GEÇTİĞİMİZ ay yayımlanan Kalkınma Planı'nda sanayi üretiminin artırılmasına özel önem verdiği görülüyor.
Bu konudaki önceliklerin hayata geçirilmesi için önümüzdeki dönemde yeni bir eylem planı da uygulamaya konulacak.
Dış ve iç siyasi gelişmelerin gündemi belirlediği, küresel ekonomik gidişata bağlı olarak piyasaların dalgalı seyrinin devam edeceğinin anlaşıldığı bir ortamda, bu tür makro konular ister istemez gündemde yer alamıyor.
Kalkınma Planı'nda da vurgulanan bu önceliğin hayata geçirilmesine ekonomi bürokratlarının özel önem verdiği gözüküyor. Ancak, böylesine yoğun siyasi gündem ve gerginlik ortamında, üstüne üstlük uzun bir seçim sürecine girilirken bu konular gündeme gelip de tartışılabilecek mi, bunu bekleyip göreceğiz.
Ekonomi yönetimi, bundan sonraki dönemdeki temel önceliği 'rekabet gücü yüksek sanayide üretimi artırmak' olarak belirlendiğini söylüyor. Bu önceliğin, Kalkınma Planına da yansıdığının altı çizilirken, Planda yer alan, 'Yatırımların konut gibi üretken olmayan alanlardan ziyade üretken alanlara yönlendirilmesi büyümenin istikrarı açısından kritik önemde' uyarısına dikkat çekiliyor.
Bu uyarının, sanayicilere 'Artık konut değil, sanayi üretimi yapın' çağrısı olarak algılanması gerektiğini kaydeden bürokratlar, ekonomi yönetimi olarak sanayi üretimini artırmak için bir eylem planı da uygulayacaklarını söylüyorlar.
Alınan bilgilere göre ‘üretken olmayan yatırımlar' ın cazibesi azaltılacak, bunun için kredi türlerinde farklılaştırma yapılacak ve stratejik yatırımlarda kamunun altyapı yatırımları bir destek unsuru olarak kullanılacak.
Sanayi üretiminin artırılmasını birinci öncelik olarak gören ekonomi yönetimi, bu konuda hazırladığı eylem planına dönük ipuçlarına da kalkınma planında yer vermiş. Plana göre, 2019 yılı itibariyle özel kesim sabit sermaye yatırımlarının gayri safi yurtiçi hasılanın yüzde 20'si düzeyine yaklaşarak, yüzde 19.3 olması öngörülüyor. Ayrıca yıllık ortalama yüzde 2 oranında da uluslararası doğrudan yatırım miktarı öngörülüyor.

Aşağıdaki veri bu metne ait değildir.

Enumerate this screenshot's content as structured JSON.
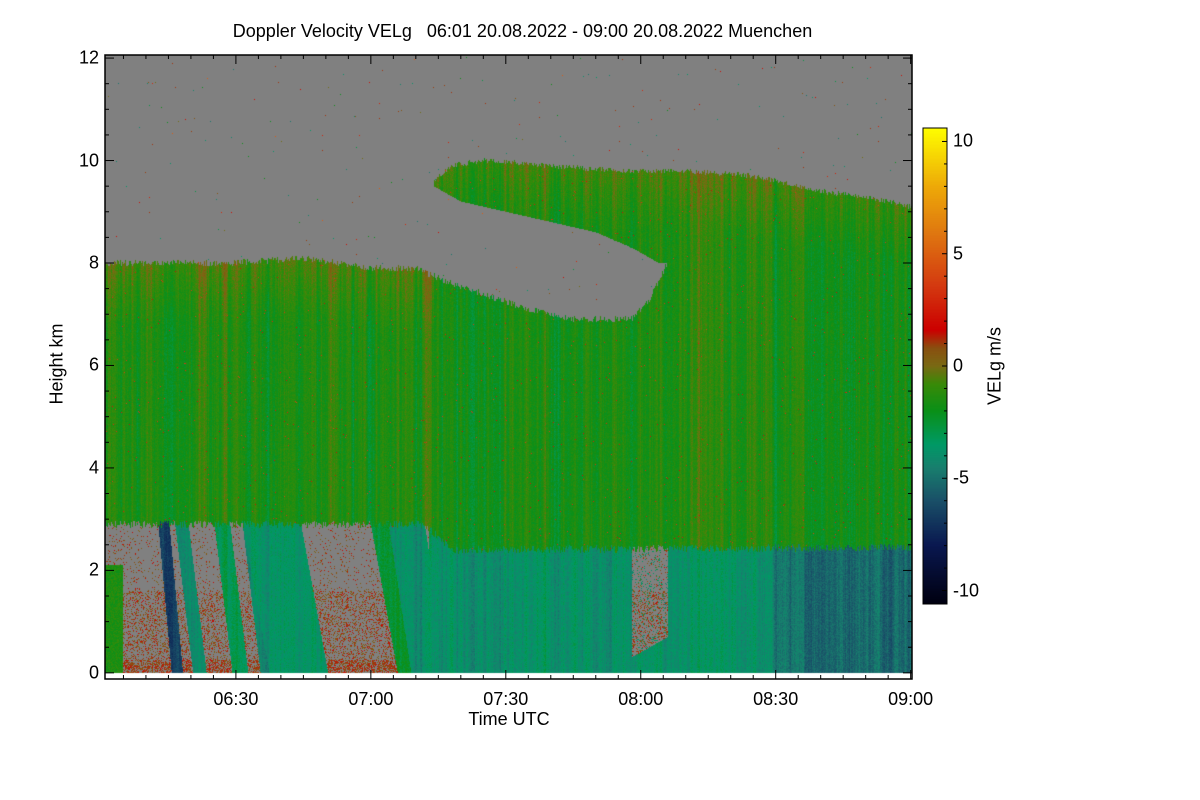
{
  "chart_data": {
    "type": "heatmap",
    "title": "Doppler Velocity VELg   06:01 20.08.2022 - 09:00 20.08.2022 Muenchen",
    "xlabel": "Time UTC",
    "ylabel": "Height km",
    "colorbar_label": "VELg m/s",
    "x_range_minutes_after_0600": [
      1,
      180
    ],
    "x_ticks": [
      {
        "min": 30,
        "label": "06:30"
      },
      {
        "min": 60,
        "label": "07:00"
      },
      {
        "min": 90,
        "label": "07:30"
      },
      {
        "min": 120,
        "label": "08:00"
      },
      {
        "min": 150,
        "label": "08:30"
      },
      {
        "min": 180,
        "label": "09:00"
      }
    ],
    "ylim": [
      -0.12,
      12.06
    ],
    "y_ticks": [
      {
        "v": 0,
        "label": "0"
      },
      {
        "v": 2,
        "label": "2"
      },
      {
        "v": 4,
        "label": "4"
      },
      {
        "v": 6,
        "label": "6"
      },
      {
        "v": 8,
        "label": "8"
      },
      {
        "v": 10,
        "label": "10"
      },
      {
        "v": 12,
        "label": "12"
      }
    ],
    "colorbar_range": [
      -10.6,
      10.6
    ],
    "colorbar_ticks": [
      {
        "v": 10,
        "label": "10"
      },
      {
        "v": 5,
        "label": "5"
      },
      {
        "v": 0,
        "label": "0"
      },
      {
        "v": -5,
        "label": "-5"
      },
      {
        "v": -10,
        "label": "-10"
      }
    ],
    "colormap": [
      {
        "v": -10.6,
        "c": "#000010"
      },
      {
        "v": -8,
        "c": "#0a1850"
      },
      {
        "v": -6,
        "c": "#1a5068"
      },
      {
        "v": -4.5,
        "c": "#18806e"
      },
      {
        "v": -3.5,
        "c": "#009a66"
      },
      {
        "v": -2,
        "c": "#0a9018"
      },
      {
        "v": -0.8,
        "c": "#3a8a08"
      },
      {
        "v": 0,
        "c": "#7a6a14"
      },
      {
        "v": 0.8,
        "c": "#8a5010"
      },
      {
        "v": 1.6,
        "c": "#cc0000"
      },
      {
        "v": 3.5,
        "c": "#d43810"
      },
      {
        "v": 6,
        "c": "#e07a10"
      },
      {
        "v": 8,
        "c": "#eeaa08"
      },
      {
        "v": 10.6,
        "c": "#ffff00"
      }
    ],
    "no_signal_color": "#808080",
    "cloud_top_km": [
      [
        1,
        8.0
      ],
      [
        15,
        8.0
      ],
      [
        30,
        8.0
      ],
      [
        45,
        8.1
      ],
      [
        60,
        7.9
      ],
      [
        70,
        7.9
      ],
      [
        78,
        7.6
      ],
      [
        85,
        7.4
      ],
      [
        95,
        7.1
      ],
      [
        105,
        6.9
      ],
      [
        118,
        6.9
      ],
      [
        122,
        7.3
      ],
      [
        126,
        8.0
      ]
    ],
    "upper_cloud_top_km": [
      [
        74,
        9.6
      ],
      [
        78,
        9.9
      ],
      [
        85,
        10.0
      ],
      [
        100,
        9.9
      ],
      [
        115,
        9.8
      ],
      [
        130,
        9.8
      ],
      [
        145,
        9.7
      ],
      [
        160,
        9.4
      ],
      [
        170,
        9.3
      ],
      [
        180,
        9.1
      ]
    ],
    "upper_gap_top_km": [
      [
        74,
        9.5
      ],
      [
        80,
        9.2
      ],
      [
        95,
        8.9
      ],
      [
        110,
        8.6
      ],
      [
        118,
        8.3
      ],
      [
        124,
        8.0
      ],
      [
        126,
        8.0
      ]
    ],
    "lower_layer_top_km": [
      [
        1,
        2.9
      ],
      [
        72,
        2.9
      ],
      [
        78,
        2.4
      ],
      [
        180,
        2.45
      ]
    ],
    "fall_streaks": [
      {
        "t_top": 14,
        "width": 2.5,
        "slant": 3,
        "vel": -6.5
      },
      {
        "t_top": 18,
        "width": 3,
        "slant": 4,
        "vel": -4.2
      },
      {
        "t_top": 27,
        "width": 3.5,
        "slant": 4,
        "vel": -3.2
      },
      {
        "t_top": 33,
        "width": 3,
        "slant": 4,
        "vel": -4.2
      },
      {
        "t_top": 38,
        "width": 13,
        "slant": 6,
        "vel": -3.6
      },
      {
        "t_top": 62,
        "width": 4,
        "slant": 6,
        "vel": -2.5
      },
      {
        "t_top": 68,
        "width": 8,
        "slant": 5,
        "vel": -4.0
      }
    ],
    "lower_clear_patches": [
      {
        "t_start": 118,
        "t_end": 126,
        "top_km": 2.6
      }
    ],
    "lower_layer_mean_vel": [
      [
        75,
        -3.8
      ],
      [
        145,
        -3.8
      ],
      [
        155,
        -5.2
      ],
      [
        180,
        -5.0
      ]
    ],
    "cloud_mean_vel": -1.6
  }
}
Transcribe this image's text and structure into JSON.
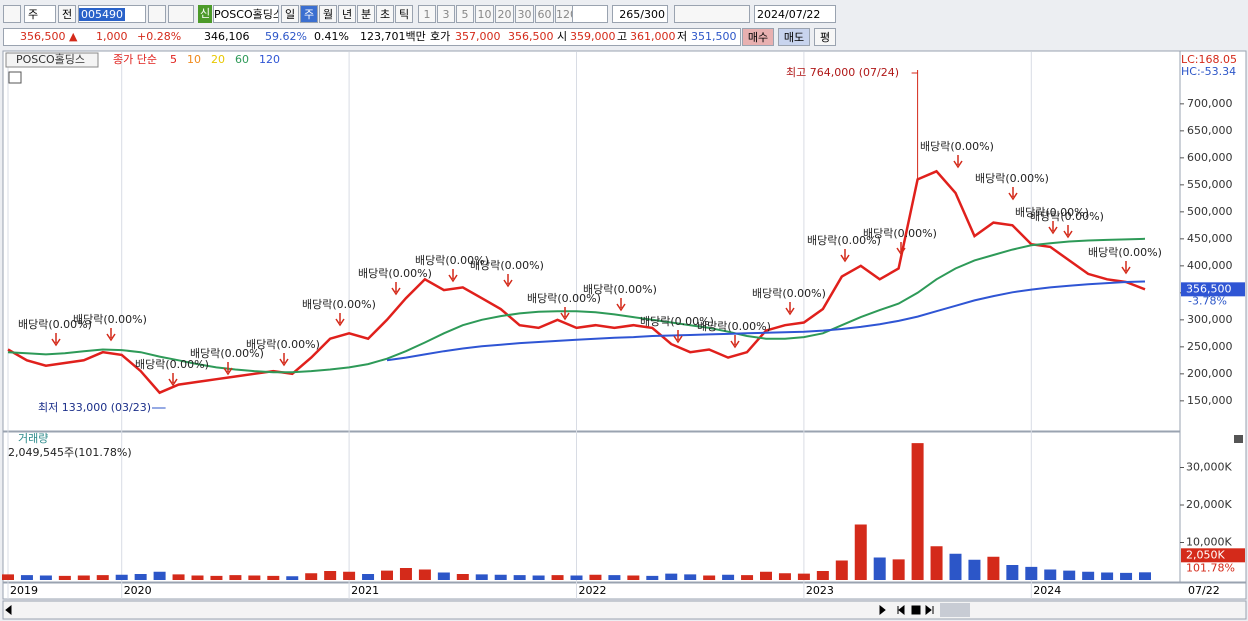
{
  "toolbar": {
    "period_select": "주",
    "prev": "전",
    "code": "005490",
    "name_badge": "신",
    "name": "POSCO홀딩스",
    "periods": [
      "일",
      "주",
      "월",
      "년",
      "분",
      "초",
      "틱"
    ],
    "selected_period": "주",
    "intervals": [
      "1",
      "3",
      "5",
      "10",
      "20",
      "30",
      "60",
      "120"
    ],
    "count": "265",
    "max": "/300",
    "date": "2024/07/22"
  },
  "quote": {
    "price": "356,500",
    "arrow": "▲",
    "change": "1,000",
    "change_pct": "+0.28%",
    "volume": "346,106",
    "volume_ratio": "59.62%",
    "turnover": "0.41%",
    "amount": "123,701백만",
    "ask_label": "호가",
    "ask": "357,000",
    "bid": "356,500",
    "open_label": "시",
    "open": "359,000",
    "high_label": "고",
    "high": "361,000",
    "low_label": "저",
    "low": "351,500",
    "buy": "매수",
    "sell": "매도",
    "avg": "평"
  },
  "chart_data": [
    {
      "type": "line",
      "title": "POSCO홀딩스",
      "legend_prefix": "종가 단순",
      "categories": [
        "2019",
        null,
        null,
        null,
        null,
        null,
        "2020",
        null,
        null,
        null,
        null,
        null,
        null,
        null,
        null,
        null,
        null,
        null,
        "2021",
        null,
        null,
        null,
        null,
        null,
        null,
        null,
        null,
        null,
        null,
        null,
        "2022",
        null,
        null,
        null,
        null,
        null,
        null,
        null,
        null,
        null,
        null,
        null,
        "2023",
        null,
        null,
        null,
        null,
        null,
        null,
        null,
        null,
        null,
        null,
        null,
        "2024",
        null,
        null,
        null,
        null,
        null,
        "07/22"
      ],
      "series": [
        {
          "name": "5",
          "color": "#e0201c",
          "values": [
            245000,
            225000,
            215000,
            220000,
            225000,
            240000,
            235000,
            205000,
            165000,
            180000,
            185000,
            190000,
            195000,
            200000,
            205000,
            200000,
            230000,
            265000,
            275000,
            265000,
            300000,
            340000,
            375000,
            355000,
            360000,
            340000,
            320000,
            290000,
            285000,
            300000,
            285000,
            290000,
            285000,
            290000,
            285000,
            255000,
            240000,
            245000,
            230000,
            240000,
            280000,
            290000,
            295000,
            320000,
            380000,
            400000,
            375000,
            395000,
            560000,
            575000,
            535000,
            455000,
            480000,
            475000,
            440000,
            435000,
            410000,
            385000,
            375000,
            370000,
            356500
          ]
        },
        {
          "name": "60",
          "color": "#2e9a58",
          "values": [
            240000,
            238000,
            236000,
            238000,
            242000,
            245000,
            244000,
            240000,
            232000,
            225000,
            218000,
            212000,
            208000,
            205000,
            203000,
            203000,
            205000,
            208000,
            212000,
            218000,
            228000,
            242000,
            258000,
            275000,
            290000,
            300000,
            307000,
            312000,
            315000,
            316000,
            316000,
            314000,
            310000,
            305000,
            300000,
            295000,
            290000,
            285000,
            278000,
            270000,
            265000,
            265000,
            268000,
            275000,
            290000,
            305000,
            318000,
            330000,
            350000,
            375000,
            395000,
            410000,
            420000,
            430000,
            438000,
            442000,
            445000,
            447000,
            448000,
            449000,
            450000
          ]
        },
        {
          "name": "120",
          "color": "#2f55d4",
          "values": [
            null,
            null,
            null,
            null,
            null,
            null,
            null,
            null,
            null,
            null,
            null,
            null,
            null,
            null,
            null,
            null,
            null,
            null,
            null,
            null,
            225000,
            230000,
            236000,
            242000,
            247000,
            251000,
            254000,
            257000,
            259000,
            261000,
            263000,
            265000,
            267000,
            268000,
            270000,
            271000,
            272000,
            273000,
            274000,
            275000,
            276000,
            277000,
            278000,
            280000,
            283000,
            287000,
            292000,
            298000,
            306000,
            316000,
            326000,
            336000,
            344000,
            351000,
            356000,
            360000,
            363000,
            366000,
            368000,
            370000,
            371000
          ]
        }
      ],
      "extra_legend": [
        {
          "name": "10",
          "color": "#f08a1c"
        },
        {
          "name": "20",
          "color": "#e8c800"
        }
      ],
      "ylim": [
        96000,
        796000
      ],
      "yticks": [
        {
          "value": 150000,
          "label": "150,000"
        },
        {
          "value": 200000,
          "label": "200,000"
        },
        {
          "value": 250000,
          "label": "250,000"
        },
        {
          "value": 300000,
          "label": "300,000"
        },
        {
          "value": 350000,
          "label": "350,000"
        },
        {
          "value": 400000,
          "label": "400,000"
        },
        {
          "value": 450000,
          "label": "450,000"
        },
        {
          "value": 500000,
          "label": "500,000"
        },
        {
          "value": 550000,
          "label": "550,000"
        },
        {
          "value": 600000,
          "label": "600,000"
        },
        {
          "value": 650000,
          "label": "650,000"
        },
        {
          "value": 700000,
          "label": "700,000"
        }
      ],
      "grid": true,
      "annotations": {
        "high": "최고 764,000 (07/24)",
        "low": "최저 133,000 (03/23)",
        "dividend": "배당락(0.00%)"
      },
      "current_value": "356,500",
      "current_change": "-3.78%",
      "lc": "LC:168.05",
      "hc": "HC:-53.34"
    },
    {
      "type": "bar",
      "title": "거래량",
      "subtitle": "2,049,545주(101.78%)",
      "values": [
        1500,
        1300,
        1200,
        1100,
        1200,
        1300,
        1400,
        1600,
        2200,
        1500,
        1200,
        1100,
        1300,
        1200,
        1100,
        1000,
        1800,
        2400,
        2200,
        1600,
        2500,
        3200,
        2800,
        2000,
        1600,
        1500,
        1400,
        1300,
        1200,
        1300,
        1200,
        1400,
        1300,
        1200,
        1100,
        1700,
        1500,
        1200,
        1400,
        1300,
        2200,
        1800,
        1700,
        2400,
        5200,
        14800,
        6000,
        5500,
        36500,
        9000,
        7000,
        5400,
        6200,
        4000,
        3500,
        2800,
        2500,
        2200,
        2000,
        1900,
        2050
      ],
      "up_color": "#d42a1a",
      "down_color": "#2c56c8",
      "ylim": [
        0,
        39200
      ],
      "yticks": [
        {
          "value": 10000,
          "label": "10,000K"
        },
        {
          "value": 20000,
          "label": "20,000K"
        },
        {
          "value": 30000,
          "label": "30,000K"
        }
      ],
      "current_value": "2,050K",
      "current_ratio": "101.78%"
    }
  ]
}
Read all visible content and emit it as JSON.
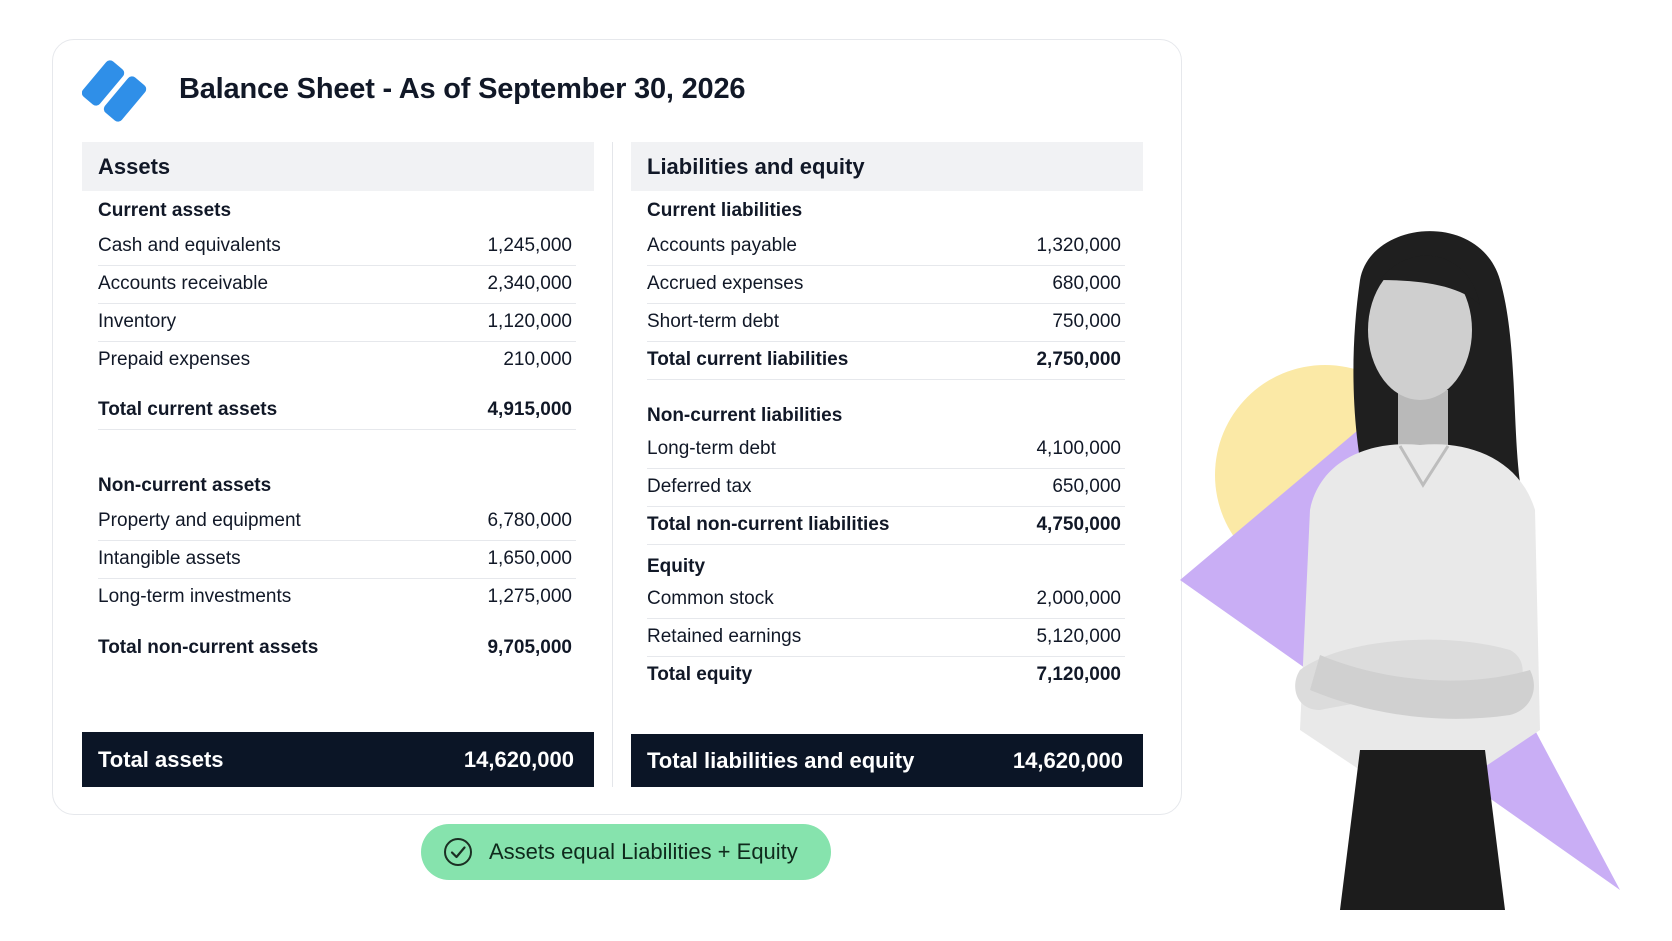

YABANCI SERMAYEYE YENİ YATIRIM MESAJI
Bundan sonraki dönemde ekonomi yönetimi içeride 'Konut değil sanayi üretimi yapın'mesajı verirken, yabancı sermayeye de 'Mülkiyet değişimi değil, yeni yatırım veya ek üretim kapasitesi oluşturacak alanlara yönelin' çağrısında bulunacak. Türkiye'nin artık'düşük cari açık, yüksek büyüme' hedeflediğini hatırlatan bürokratlar, kaynakların sanayiden, rekabet baskısının sınırlı olduğu ve dış ticarete konu olmayan sektörlere yönelmesinin büyümeyi olumsuz etkileyebileceğine dikkat çekiyorlar.
Bu kapsamda atılacak adımların da belli olmaya başladığını kaydeden bürokratlar, vergi ve kredi maliyetlerinin bu amaca göre yeniden gözden geçirilmesini düşünüyorlar. Vergi ve kredi maliyetlerinde yatırım türüne göre farklılaştırma yapılacağı, bu çerçevede üretken olmayan yatırımların cazibesinin azaltılacağı belirtiliyor. İhracat içinde orta-yüksek ve yüksek teknolojili imalat sanayi ürünlerinin payının yükseltilmesi, kredi artış hızını kontrol altında tutmaya yönelik alınan kararların yatırım ve istihdam üzerindeki olumsuz etkilerini önlemek amacıyla ihtiyaca göre kredi türlerinde farklılaştırmaya gidileceği kaydediliyor. Ayrıca yatırımlara uzun vadeli finansman sağlayan kalkınma bankacılığının da geliştirileceği belirtiliyor.
Umarım; bürokratların istediği gibi bir eylem planı uygulamaya konabilir.